The president's manner grew steadily more chilly as the boy's curiosity waxed more enthusiastic, and he interrupted curtly.

"I fail to understand your attitude, young man. You appear to be hypnotised, fascinated. You speak of Fantômas as if he were something interesting. It is out of place, to put it mildly," and he turned to the Abbé Sicot. "There, sir, that is the result of this modern education and the state of mind produced in the younger generation by the newspaper press and even by literature. Criminals are given haloes and proclaimed from the housetops. It is astounding!"

But Charles Rambert was not the least impressed.
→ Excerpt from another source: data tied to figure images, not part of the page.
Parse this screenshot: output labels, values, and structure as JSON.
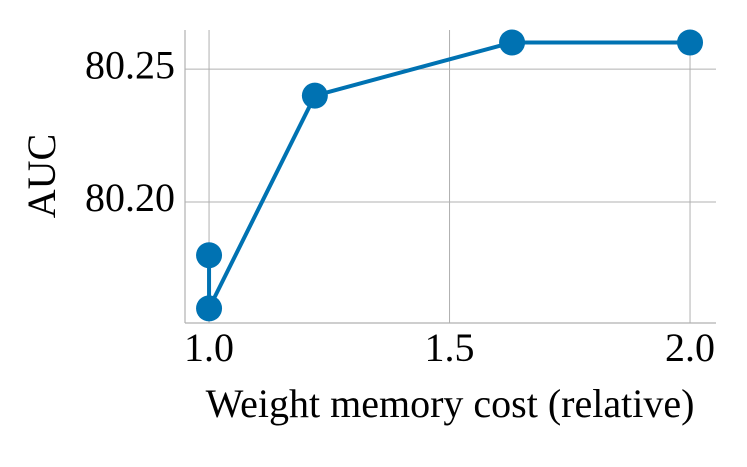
{
  "chart_data": {
    "type": "line",
    "x_label": "Weight memory cost (relative)",
    "y_label": "AUC",
    "series": [
      {
        "name": "AUC",
        "color": "#0072b2",
        "x": [
          1.0,
          1.0,
          1.22,
          1.63,
          2.0
        ],
        "values": [
          80.18,
          80.16,
          80.24,
          80.26,
          80.26
        ]
      }
    ],
    "xlim": [
      0.95,
      2.054
    ],
    "ylim": [
      80.1545,
      80.2647
    ],
    "xticks": [
      {
        "value": 1.0,
        "label": "1.0"
      },
      {
        "value": 1.5,
        "label": "1.5"
      },
      {
        "value": 2.0,
        "label": "2.0"
      }
    ],
    "yticks": [
      {
        "value": 80.2,
        "label": "80.20"
      },
      80.25
    ],
    "grid": true
  }
}
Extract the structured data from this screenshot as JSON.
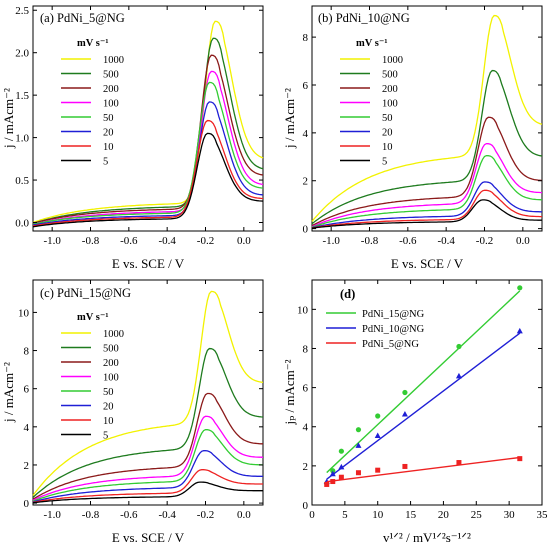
{
  "chart_data": [
    {
      "id": "a",
      "type": "line",
      "title": "(a) PdNi_5@NG",
      "xlabel": "E vs. SCE / V",
      "ylabel": "j / mAcm⁻²",
      "xlim": [
        -1.1,
        0.1
      ],
      "ylim": [
        -0.1,
        2.55
      ],
      "xticks": [
        -1.0,
        -0.8,
        -0.6,
        -0.4,
        -0.2,
        0.0
      ],
      "xtick_labels": [
        "-1.0",
        "-0.8",
        "-0.6",
        "-0.4",
        "-0.2",
        "0.0"
      ],
      "yticks": [
        0.0,
        0.5,
        1.0,
        1.5,
        2.0,
        2.5
      ],
      "ytick_labels": [
        "0.0",
        "0.5",
        "1.0",
        "1.5",
        "2.0",
        "2.5"
      ],
      "legend_title": "mV s⁻¹",
      "legend_position": "upper-left",
      "series": [
        {
          "name": "1000",
          "color": "#f2f200",
          "y_at_start": 0.0,
          "y_plateau": 0.24,
          "peak_x": -0.15,
          "peak_y": 2.37,
          "y_end": 0.74
        },
        {
          "name": "500",
          "color": "#1e7b1e",
          "y_at_start": -0.01,
          "y_plateau": 0.2,
          "peak_x": -0.16,
          "peak_y": 2.17,
          "y_end": 0.62
        },
        {
          "name": "200",
          "color": "#8b1a1a",
          "y_at_start": -0.01,
          "y_plateau": 0.17,
          "peak_x": -0.17,
          "peak_y": 1.97,
          "y_end": 0.55
        },
        {
          "name": "100",
          "color": "#ff00ff",
          "y_at_start": -0.02,
          "y_plateau": 0.14,
          "peak_x": -0.17,
          "peak_y": 1.78,
          "y_end": 0.44
        },
        {
          "name": "50",
          "color": "#33cc33",
          "y_at_start": -0.02,
          "y_plateau": 0.12,
          "peak_x": -0.18,
          "peak_y": 1.65,
          "y_end": 0.4
        },
        {
          "name": "20",
          "color": "#1f1fd6",
          "y_at_start": -0.03,
          "y_plateau": 0.09,
          "peak_x": -0.18,
          "peak_y": 1.42,
          "y_end": 0.32
        },
        {
          "name": "10",
          "color": "#ee2222",
          "y_at_start": -0.04,
          "y_plateau": 0.07,
          "peak_x": -0.19,
          "peak_y": 1.2,
          "y_end": 0.28
        },
        {
          "name": "5",
          "color": "#000000",
          "y_at_start": -0.05,
          "y_plateau": 0.05,
          "peak_x": -0.19,
          "peak_y": 1.05,
          "y_end": 0.25
        }
      ]
    },
    {
      "id": "b",
      "type": "line",
      "title": "(b) PdNi_10@NG",
      "xlabel": "E vs. SCE / V",
      "ylabel": "j / mAcm⁻²",
      "xlim": [
        -1.1,
        0.1
      ],
      "ylim": [
        -0.1,
        9.3
      ],
      "xticks": [
        -1.0,
        -0.8,
        -0.6,
        -0.4,
        -0.2,
        0.0
      ],
      "xtick_labels": [
        "-1.0",
        "-0.8",
        "-0.6",
        "-0.4",
        "-0.2",
        "0.0"
      ],
      "yticks": [
        0,
        2,
        4,
        6,
        8
      ],
      "ytick_labels": [
        "0",
        "2",
        "4",
        "6",
        "8"
      ],
      "legend_title": "mV s⁻¹",
      "legend_position": "upper-left",
      "series": [
        {
          "name": "1000",
          "color": "#f2f200",
          "y_at_start": 0.3,
          "y_plateau": 3.2,
          "peak_x": -0.15,
          "peak_y": 8.9,
          "y_end": 4.3
        },
        {
          "name": "500",
          "color": "#1e7b1e",
          "y_at_start": 0.2,
          "y_plateau": 2.1,
          "peak_x": -0.16,
          "peak_y": 6.6,
          "y_end": 3.0
        },
        {
          "name": "200",
          "color": "#8b1a1a",
          "y_at_start": 0.12,
          "y_plateau": 1.4,
          "peak_x": -0.18,
          "peak_y": 4.65,
          "y_end": 2.0
        },
        {
          "name": "100",
          "color": "#ff00ff",
          "y_at_start": 0.08,
          "y_plateau": 1.1,
          "peak_x": -0.19,
          "peak_y": 3.55,
          "y_end": 1.5
        },
        {
          "name": "50",
          "color": "#33cc33",
          "y_at_start": 0.06,
          "y_plateau": 0.85,
          "peak_x": -0.19,
          "peak_y": 3.05,
          "y_end": 1.2
        },
        {
          "name": "20",
          "color": "#1f1fd6",
          "y_at_start": 0.04,
          "y_plateau": 0.55,
          "peak_x": -0.2,
          "peak_y": 1.95,
          "y_end": 0.7
        },
        {
          "name": "10",
          "color": "#ee2222",
          "y_at_start": 0.03,
          "y_plateau": 0.4,
          "peak_x": -0.2,
          "peak_y": 1.6,
          "y_end": 0.5
        },
        {
          "name": "5",
          "color": "#000000",
          "y_at_start": 0.02,
          "y_plateau": 0.3,
          "peak_x": -0.21,
          "peak_y": 1.2,
          "y_end": 0.35
        }
      ]
    },
    {
      "id": "c",
      "type": "line",
      "title": "(c) PdNi_15@NG",
      "xlabel": "E vs. SCE / V",
      "ylabel": "j / mAcm⁻²",
      "xlim": [
        -1.1,
        0.1
      ],
      "ylim": [
        -0.1,
        11.7
      ],
      "xticks": [
        -1.0,
        -0.8,
        -0.6,
        -0.4,
        -0.2,
        0.0
      ],
      "xtick_labels": [
        "-1.0",
        "-0.8",
        "-0.6",
        "-0.4",
        "-0.2",
        "0.0"
      ],
      "yticks": [
        0,
        2,
        4,
        6,
        8,
        10
      ],
      "ytick_labels": [
        "0",
        "2",
        "4",
        "6",
        "8",
        "10"
      ],
      "legend_title": "mV s⁻¹",
      "legend_position": "upper-left",
      "series": [
        {
          "name": "1000",
          "color": "#f2f200",
          "y_at_start": 0.4,
          "y_plateau": 4.4,
          "peak_x": -0.17,
          "peak_y": 11.1,
          "y_end": 6.3
        },
        {
          "name": "500",
          "color": "#1e7b1e",
          "y_at_start": 0.3,
          "y_plateau": 3.0,
          "peak_x": -0.18,
          "peak_y": 8.1,
          "y_end": 4.5
        },
        {
          "name": "200",
          "color": "#8b1a1a",
          "y_at_start": 0.2,
          "y_plateau": 2.0,
          "peak_x": -0.19,
          "peak_y": 5.75,
          "y_end": 3.1
        },
        {
          "name": "100",
          "color": "#ff00ff",
          "y_at_start": 0.15,
          "y_plateau": 1.5,
          "peak_x": -0.2,
          "peak_y": 4.55,
          "y_end": 2.4
        },
        {
          "name": "50",
          "color": "#33cc33",
          "y_at_start": 0.1,
          "y_plateau": 1.2,
          "peak_x": -0.2,
          "peak_y": 3.85,
          "y_end": 2.0
        },
        {
          "name": "20",
          "color": "#1f1fd6",
          "y_at_start": 0.06,
          "y_plateau": 0.85,
          "peak_x": -0.21,
          "peak_y": 2.75,
          "y_end": 1.4
        },
        {
          "name": "10",
          "color": "#ee2222",
          "y_at_start": 0.04,
          "y_plateau": 0.55,
          "peak_x": -0.22,
          "peak_y": 1.75,
          "y_end": 1.0
        },
        {
          "name": "5",
          "color": "#000000",
          "y_at_start": 0.02,
          "y_plateau": 0.35,
          "peak_x": -0.23,
          "peak_y": 1.1,
          "y_end": 0.65
        }
      ]
    },
    {
      "id": "d",
      "type": "scatter",
      "title": "(d)",
      "xlabel": "v¹ᐟ² / mV¹ᐟ²s⁻¹ᐟ²",
      "ylabel": "jₚ / mAcm⁻²",
      "xlim": [
        0,
        35
      ],
      "ylim": [
        0,
        11.5
      ],
      "xticks": [
        0,
        5,
        10,
        15,
        20,
        25,
        30,
        35
      ],
      "xtick_labels": [
        "0",
        "5",
        "10",
        "15",
        "20",
        "25",
        "30",
        "35"
      ],
      "yticks": [
        0,
        2,
        4,
        6,
        8,
        10
      ],
      "ytick_labels": [
        "0",
        "2",
        "4",
        "6",
        "8",
        "10"
      ],
      "legend_position": "upper-left",
      "x": [
        2.24,
        3.16,
        4.47,
        7.07,
        10.0,
        14.14,
        22.36,
        31.62
      ],
      "series": [
        {
          "name": "PdNi_15@NG",
          "color": "#33cc33",
          "marker": "circle",
          "values": [
            1.1,
            1.75,
            2.75,
            3.85,
            4.55,
            5.75,
            8.1,
            11.1
          ],
          "fit": [
            0.95,
            0.316
          ]
        },
        {
          "name": "PdNi_10@NG",
          "color": "#1f1fd6",
          "marker": "triangle",
          "values": [
            1.2,
            1.6,
            1.95,
            3.05,
            3.55,
            4.65,
            6.6,
            8.9
          ],
          "fit": [
            0.75,
            0.254
          ]
        },
        {
          "name": "PdNi_5@NG",
          "color": "#ee2222",
          "marker": "square",
          "values": [
            1.05,
            1.2,
            1.42,
            1.65,
            1.78,
            1.97,
            2.17,
            2.37
          ],
          "fit": [
            1.1,
            0.042
          ]
        }
      ]
    }
  ]
}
"But it is life, sir; it is history, it is the real thing!" he insisted. "Why, you yourself, in just a few words, have thrown an atmosphere round this Fantômas which makes him absolutely fascinating! I would give anything to have known Vidocq and Cartouche and Rocambole, and to have seen them at close quarters. Those were men!"
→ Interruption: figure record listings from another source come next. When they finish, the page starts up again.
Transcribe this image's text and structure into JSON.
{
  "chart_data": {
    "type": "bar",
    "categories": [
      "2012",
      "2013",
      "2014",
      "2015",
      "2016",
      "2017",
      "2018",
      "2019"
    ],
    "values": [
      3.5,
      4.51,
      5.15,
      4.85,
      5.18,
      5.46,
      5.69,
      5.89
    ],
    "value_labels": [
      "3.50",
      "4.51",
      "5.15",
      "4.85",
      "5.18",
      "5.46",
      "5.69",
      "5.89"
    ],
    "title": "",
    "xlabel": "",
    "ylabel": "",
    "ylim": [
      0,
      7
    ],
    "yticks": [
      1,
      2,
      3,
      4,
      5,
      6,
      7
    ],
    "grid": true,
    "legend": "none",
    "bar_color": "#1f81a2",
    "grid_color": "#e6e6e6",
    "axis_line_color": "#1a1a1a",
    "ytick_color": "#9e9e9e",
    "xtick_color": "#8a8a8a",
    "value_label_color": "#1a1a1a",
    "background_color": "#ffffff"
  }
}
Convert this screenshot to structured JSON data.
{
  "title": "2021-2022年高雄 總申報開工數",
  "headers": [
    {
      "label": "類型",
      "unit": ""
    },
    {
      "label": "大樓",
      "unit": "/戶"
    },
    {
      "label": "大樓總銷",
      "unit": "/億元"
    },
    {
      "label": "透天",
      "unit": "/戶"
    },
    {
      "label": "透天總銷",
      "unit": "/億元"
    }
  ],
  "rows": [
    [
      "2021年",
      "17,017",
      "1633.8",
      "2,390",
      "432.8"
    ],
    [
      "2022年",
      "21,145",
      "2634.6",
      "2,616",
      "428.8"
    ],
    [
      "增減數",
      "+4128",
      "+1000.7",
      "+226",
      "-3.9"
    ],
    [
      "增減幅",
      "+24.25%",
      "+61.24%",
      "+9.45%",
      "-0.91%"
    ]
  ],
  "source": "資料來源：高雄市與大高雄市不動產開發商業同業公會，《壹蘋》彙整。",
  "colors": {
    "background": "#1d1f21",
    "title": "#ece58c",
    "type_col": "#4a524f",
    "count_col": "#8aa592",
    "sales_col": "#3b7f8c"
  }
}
    In any case, Charles requests that Thérèse accompany him to the railway station early the next morning, so the Marquise gives orders to have a carriage ready. I will skip some material here, which concerns Etienne boarding the slow train rather than the express, which later becomes an important point. Charles, by the way, had a restless night, and at one point remembers hearing something and even feeling something breathe on him. Anyways the two young friends decide to walk instead of taking the carriage, which will come along later. Etienne arrives, but the carriage doesn't, so the three walk back to the château. When they arrive, they learn that something terrible has happened overnight. The Marquise has been murdered—hacked to death in the most odious manner. That last sentence is probably redundant. Being hacked to death is always odious.
    Of course the investigation begins and at that point, no one in the household is a suspect, yet it seems impossible that someone had been able to get into the château. The gendarmes bring in two tramps, one, a quiet, shady-looking fellow, and the other, a well-known and harmless local named Bouzille. Here's a bit of a spoiler—the first tramp is Juve in disguise, who, of course, is released, along with Bouzille. He, in fact, did steal a rabbit from someone else, but he's used to jail and likes the new one because it's much more comfortable. He also provides much of the comic relief throughout the story.
    But it is later on that Etienne confronts his son, blaming him for the murder. Charles is speechless! Nevertheless, Etienne reminds him that his mother has mental problems, and he might have committed the crime without even realizing it. Thérèse overhears it (as she was meant to), and Charles becomes the main suspect (to all but Juve). Then father and son suddenly disappear.
    Well, if that's not enough to get you inspired to read this book, then gosh, you probably won't! But I highly recommend you do, especially since you can read it for free! Whether you get goosebumps or chuckle over it, it is well worth reading!